From the above emaple I would like to scrap data and tags in arrays. In the result I would like an array containing: arr = [h1,p,h2]; and another array: arr2 = [This is h1,This is paragraph,This is h2]

$str = <<<EOF
<div class='room'>
<h1>This is a h1</h1>
<p>This is a Paragraph</p>
<h2>This is h2</h2>
</div>
EOF;

$html = str_get_html($str);

foreach($html->find('.room *') as $el){
  $arr[] = $el->tag;
  $arr2[] = $el->text();
}

Try this;

$str = "<div class='room'>
<h1>This is a h1</h1>
<p>This is a Paragraph</p>
<h2>This is h2</h2>
</div>";

$arr = explode(PHP_EOL, $str);

$res =array();
Foreach($arr as $row){
    If(!strpos($row, "div") !== False){
        $res[substr($row, 1, strpos($row, ">")-1)] = strip_tags($row); 
    }
}

Var_dump($res);

https://3v4l.org/8TkIT

It loops through one line at the time and creates the array with named keys.

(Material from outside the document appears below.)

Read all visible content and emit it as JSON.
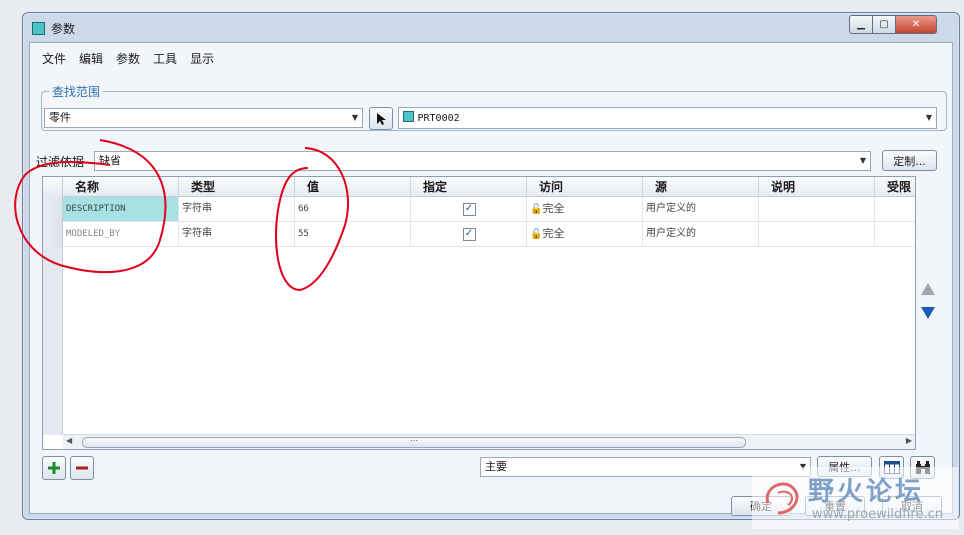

Edit if there is more than one room you can make it multidimensional like this:
https://3v4l.org/DdXVd

$str = "<div class='room'>
<h1>This is a h1</h1>
<p>This is a Paragraph</p>
<h2>This is h2</h2>
</div>
<div class='room2'>
<h1>This is a h1</h1>
<p>This is a Paragraph</p>
<h2>This is h2</h2>
</div>";

$arr = explode(PHP_EOL, $str);

$res =array();
Foreach($arr as $row){
    If(strpos($row, "div") !== False){
        $pos1 = strpos($row, "'")+1;
        $room = substr($row, $pos1, strpos($row, "'", $pos1)-$pos1);
    }Else{
        $pos1 = strpos($row, "<")+1;
        $res[$room][substr($row, strpos($row, "<")+1, strpos($row, ">")-$pos1)] = trim(strip_tags($row)); 
    }
}

Var_dump($res);

Assuming the elements are known you could use the domdocument's getelementsbytagname like this:

$html = "<div class='room'>
<h1>This is a h1</h1>
<p>This is a Paragraph</p>
<h2>This is h2</h2>
</div>";
$doc = new DOMDocument();
$doc->loadhtML($html);
$elements = array();
$content = array();
function iterate_elements($array, $doc){
     global $elements, $content;
     foreach($array as $element){
          $the_element = $doc->getElementsByTagName($element);
          foreach($the_element as $target){
               $content[] = $target->textContent;
               //$target->tagName;         
          }
          if(!empty($the_element->length)) {
               $elements[] =  $element;
         }
     }
}
iterate_elements(array('h1','p', 'h2'), $doc);
print_r($elements);
print_r($content);

Demo: https://eval.in/825860

try below code.

$html = "<div class='room'>
<h1>This is a h1</h1>
<p>This is a Paragraph</p>
<h2>This is h2</h2>
</div>";

$dom = new SimpleXMLElement( $html );

$values = array_filter( array_values( (array) $dom ), function ( $i ) { return ! is_array( $i ); } );
$keys = array_filter( array_keys( (array) $dom ), function ( $i ) { return $i != '@attributes'; } );

print_r( $values ); // This is a h1, This is a Paragraph, This is h2
print_r( $keys ); // h1, p, h2

I used array_filter for remove div tag from result.